The relationship between the parents and child may contribute to the disorder in situations where food is given abruptly or even forcefully.

Other factors can include the disposition of the infant, such as staying away from different experiences. Avoiding food may be his way of expressing a hesitance to try foods that are new to him.

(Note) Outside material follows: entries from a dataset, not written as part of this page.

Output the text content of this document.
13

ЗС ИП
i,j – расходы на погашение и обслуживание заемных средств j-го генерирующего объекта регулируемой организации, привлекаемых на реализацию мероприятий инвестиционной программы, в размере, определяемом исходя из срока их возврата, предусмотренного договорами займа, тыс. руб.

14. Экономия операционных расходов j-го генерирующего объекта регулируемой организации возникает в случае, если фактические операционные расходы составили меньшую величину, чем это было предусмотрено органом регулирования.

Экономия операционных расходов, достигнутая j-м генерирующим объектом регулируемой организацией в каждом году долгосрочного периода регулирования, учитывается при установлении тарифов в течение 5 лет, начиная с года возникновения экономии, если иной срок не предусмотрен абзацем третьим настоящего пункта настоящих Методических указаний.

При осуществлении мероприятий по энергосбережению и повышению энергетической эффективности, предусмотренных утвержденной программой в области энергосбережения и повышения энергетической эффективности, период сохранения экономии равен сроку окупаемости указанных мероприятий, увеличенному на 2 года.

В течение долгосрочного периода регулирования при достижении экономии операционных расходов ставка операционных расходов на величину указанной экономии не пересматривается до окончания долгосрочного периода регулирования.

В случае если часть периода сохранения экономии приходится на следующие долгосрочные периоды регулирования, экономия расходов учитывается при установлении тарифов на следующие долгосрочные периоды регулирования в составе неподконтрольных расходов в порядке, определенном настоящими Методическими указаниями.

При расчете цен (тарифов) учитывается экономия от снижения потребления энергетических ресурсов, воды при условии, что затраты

It’s important to note that many children develop different eating patterns at some time in their lives, such as stubbornly refusing to eat vegetables for a while or opting for only chicken nuggets or fish sticks for dinner. For most children, those patterns usually subside on their own without the need for intervention. Individuals with ARFID have consistent or continually worsening problems with their food intake.

What are the Risk Factors of DSM-5 (307.59 F50.8) Avoidant/Restrictive Food Intake Disorder


The DSM-5 lists a variety of disorders which may trigger ARFID, including:

  • Anxiety Disorders
  • Autism Spectrum Disorder
  • Obsessive Compulsive Disorder
  • Attention Deficit Hyperactivity Disorder
  • Eating disorders are familial illnesses. Traits like temperament predispose people toward developing a disorder that may be passed from generation to generation.
  • Anxiety within the family.
  • Higher rates of feeding disturbances in children who have mothers with eating disorders.
  • History of gastrointestinal conditions, such as gastroesophageal reflux disease.
  • Incidents of choking on food can be a precipitator.
  • Cultural pressures to eat pure and healthy foods that emphasize food processing, sourcing, packing and environmental impact that can be an influencer on food beliefs, as well as intake.

Treatment for DSM-5 (307.59 F50.8) Avoidant/Restrictive Food Intake Disorder


Cognitive Behavioral Therapy is used to challenge the rigid beliefs individuals have surrounding food, as well as the fear of choking. The therapist can provide information about nutrition, especially if the food avoidance is based on incorrect information.